There is an alternative type of inhaler—a ‘dry powder’ inhaler—which is common in Scandinavia, but these are not suitable for everyone, so GSK is looking into other options. It’s hard not to wonder whether the impetus to find those green alternatives is reduced when the polluting version currently sells in the US for between $250 and $350 per unit—lasting about a month—to asthma suffers who have no other choice.
COP26’s retail backing comes from Sainsbury’s, one of the UK’s largest supermarket stores with over 1,400 locations nationwide. In 2019, Greenpeace named Sainsbury’s as ‘the worst’ supermarket for reducing plastic waste. The appearance of another British-based consumer goods company, Reckitt, on the list of official partners also raised the hackles of climate campaigners, given its reliance on Wilmar International for palm oil resources. Wilmar has been criticised not only for the deforestation commonly associated with palm oil production, but also implicated in alleged human rights abuses, including the use of child labour, according to Amnesty International.

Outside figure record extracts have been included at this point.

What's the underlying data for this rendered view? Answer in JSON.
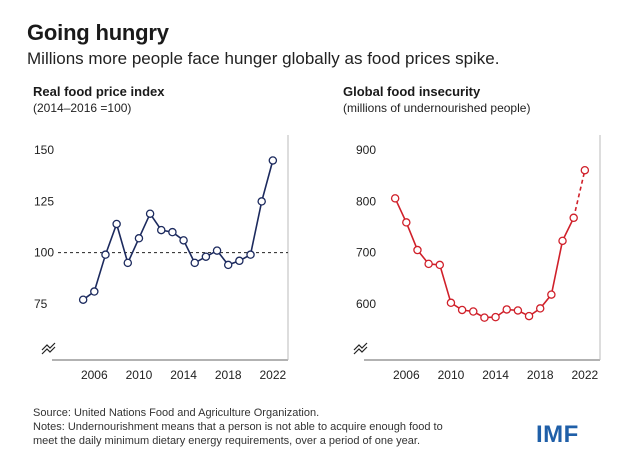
{
  "title": "Going hungry",
  "subtitle": "Millions more people face hunger globally as food prices spike.",
  "notes": {
    "source": "Source: United Nations Food and Agriculture Organization.",
    "note_line1": "Notes: Undernourishment means that a person is not able to acquire enough food to",
    "note_line2": "meet the daily minimum dietary energy requirements, over a period of one year."
  },
  "logo_text": "IMF",
  "colors": {
    "left_series": "#1c2a5e",
    "right_series": "#d0202a",
    "axis": "#555555"
  },
  "chart_data": [
    {
      "type": "line",
      "title": "Real food price index",
      "subtitle": "(2014–2016 =100)",
      "x": [
        2005,
        2006,
        2007,
        2008,
        2009,
        2010,
        2011,
        2012,
        2013,
        2014,
        2015,
        2016,
        2017,
        2018,
        2019,
        2020,
        2021,
        2022
      ],
      "series": [
        {
          "values": [
            77,
            81,
            99,
            114,
            95,
            107,
            119,
            111,
            110,
            106,
            95,
            98,
            101,
            94,
            96,
            99,
            125,
            145
          ]
        }
      ],
      "reference_line": {
        "y": 100,
        "style": "dashed"
      },
      "yticks": [
        75,
        100,
        125,
        150
      ],
      "xticks": [
        2006,
        2010,
        2014,
        2018,
        2022
      ],
      "ylim": [
        50,
        155
      ],
      "xlim": [
        2004,
        2023
      ],
      "axis_break_symbol": true,
      "grid": false
    },
    {
      "type": "line",
      "title": "Global food insecurity",
      "subtitle": "(millions of undernourished people)",
      "x": [
        2005,
        2006,
        2007,
        2008,
        2009,
        2010,
        2011,
        2012,
        2013,
        2014,
        2015,
        2016,
        2017,
        2018,
        2019,
        2020,
        2021,
        2022
      ],
      "series": [
        {
          "values": [
            806,
            759,
            705,
            678,
            676,
            602,
            588,
            585,
            573,
            574,
            589,
            587,
            576,
            591,
            618,
            723,
            768,
            861
          ],
          "dashed_last_segment": true
        }
      ],
      "yticks": [
        600,
        700,
        800,
        900
      ],
      "xticks": [
        2006,
        2010,
        2014,
        2018,
        2022
      ],
      "ylim": [
        500,
        920
      ],
      "xlim": [
        2004,
        2023
      ],
      "axis_break_symbol": true,
      "grid": false
    }
  ]
}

Finally, we come to the transportation giant, Jaguar-Land Rover. This company has, as recently as 2019, had to recall over 40,000 vehicles for emitting more carbon emissions than officially stated. A 2017 white paper found Land Rover to be the worst performing car manufacturer on the planet in terms of emissions, with new Land/Range Rover models producing several times more nitrogen oxide emission levels than the average new car. The now-merged company has even faced fines for ‘lagging behind’ their competitors in the race to reduce emissions.
Not every company involved in sponsoring COP26 has such explicitly poor climate credentials as some of those listed above, and nearly all of them have made commitments to become carbon neutral in a maximum of a couple of decades. But these corporate giants have already done serious environmental damage, and the evidence gives strong indication that their latest commitments are not to be trusted.
Private companies do not exist to serve the needs of the people or the fight against climate change. Their single goal is to profit, and the imperative for profit will reliably outweigh any of their green concerns. For many, sponsoring COP26 serves that goal by acting as an opportunity to greenwash their own responsibility in the crisis we now face.
For climate action to be successful, it must do away with the notion of corporate sponsors. World leaders cannot take hospitality, money, and direction from those they should be fighting in the battle to save the planet. What we need is an economic system which puts people and planet before profit—and that can never be built with the support of corporate interests.